Frequentist evaluation of intervals estimated for a binomial parameter and for the ratio of Poisson means

Confidence intervals for a binomial parameter or for the ratio of Poisson means are commonly desired in high energy physics (HEP) applications such as measuring a detection efficiency or branching ratio. Due to the discreteness of the data, in both of these problems the frequentist coverage probability unfortunately depends on the unknown parameter. Trade-offs among desiderata have led to numerous sets of intervals in the statistics literature, while in HEP one typically encounters only the classic intervals of Clopper–Pearson (central intervals with no undercoverage but substantial over-coverage) or a few approximate methods which perform rather poorly. If strict coverage is relaxed, some sort of averaging is needed to compare intervals.
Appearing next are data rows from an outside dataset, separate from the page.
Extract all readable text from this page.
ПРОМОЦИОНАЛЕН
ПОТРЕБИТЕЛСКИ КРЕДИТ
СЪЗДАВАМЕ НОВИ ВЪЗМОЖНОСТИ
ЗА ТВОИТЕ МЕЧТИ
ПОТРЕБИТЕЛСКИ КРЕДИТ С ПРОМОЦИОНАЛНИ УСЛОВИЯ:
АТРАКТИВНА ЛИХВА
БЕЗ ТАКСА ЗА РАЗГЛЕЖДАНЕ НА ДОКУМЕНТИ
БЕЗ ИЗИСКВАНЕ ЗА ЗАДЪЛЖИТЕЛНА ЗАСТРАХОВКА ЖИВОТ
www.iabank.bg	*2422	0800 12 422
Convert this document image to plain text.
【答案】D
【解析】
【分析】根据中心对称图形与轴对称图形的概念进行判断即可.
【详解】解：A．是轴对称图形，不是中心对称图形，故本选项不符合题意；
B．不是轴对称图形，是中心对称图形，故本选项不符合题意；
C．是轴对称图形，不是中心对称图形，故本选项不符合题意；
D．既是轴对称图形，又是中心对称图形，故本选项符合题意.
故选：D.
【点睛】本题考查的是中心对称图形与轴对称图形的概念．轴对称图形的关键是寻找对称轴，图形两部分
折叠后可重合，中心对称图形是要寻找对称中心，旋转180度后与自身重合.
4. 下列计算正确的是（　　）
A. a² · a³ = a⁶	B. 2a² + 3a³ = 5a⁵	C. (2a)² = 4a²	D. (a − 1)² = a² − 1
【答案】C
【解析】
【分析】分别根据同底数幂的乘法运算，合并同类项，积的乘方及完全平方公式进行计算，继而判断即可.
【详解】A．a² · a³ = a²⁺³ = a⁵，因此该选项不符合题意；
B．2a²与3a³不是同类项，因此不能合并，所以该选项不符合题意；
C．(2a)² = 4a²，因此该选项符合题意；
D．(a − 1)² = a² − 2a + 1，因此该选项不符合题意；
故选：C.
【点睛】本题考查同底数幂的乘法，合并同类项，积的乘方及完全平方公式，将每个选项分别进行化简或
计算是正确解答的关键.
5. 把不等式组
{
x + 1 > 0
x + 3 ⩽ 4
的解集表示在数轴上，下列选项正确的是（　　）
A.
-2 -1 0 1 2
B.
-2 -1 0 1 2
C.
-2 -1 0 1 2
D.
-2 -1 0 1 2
In most of the statistics literature, this averaging is over different values of the unknown parameter, which is conceptually problematic from the frequentist point of view in which the unknown parameter is typically fixed. In contrast, we perform an (unconditional) average over observed data in the ratio-of-Poisson-means problem. If strict conditional coverage is desired, we recommend Clopper–Pearson intervals and intervals from inverting the likelihood ratio test (for central and non-central intervals, respectively). Lancasterʹs mid-P modification to either provides excellent unconditional average coverage in the ratio-of-Poisson-means problem.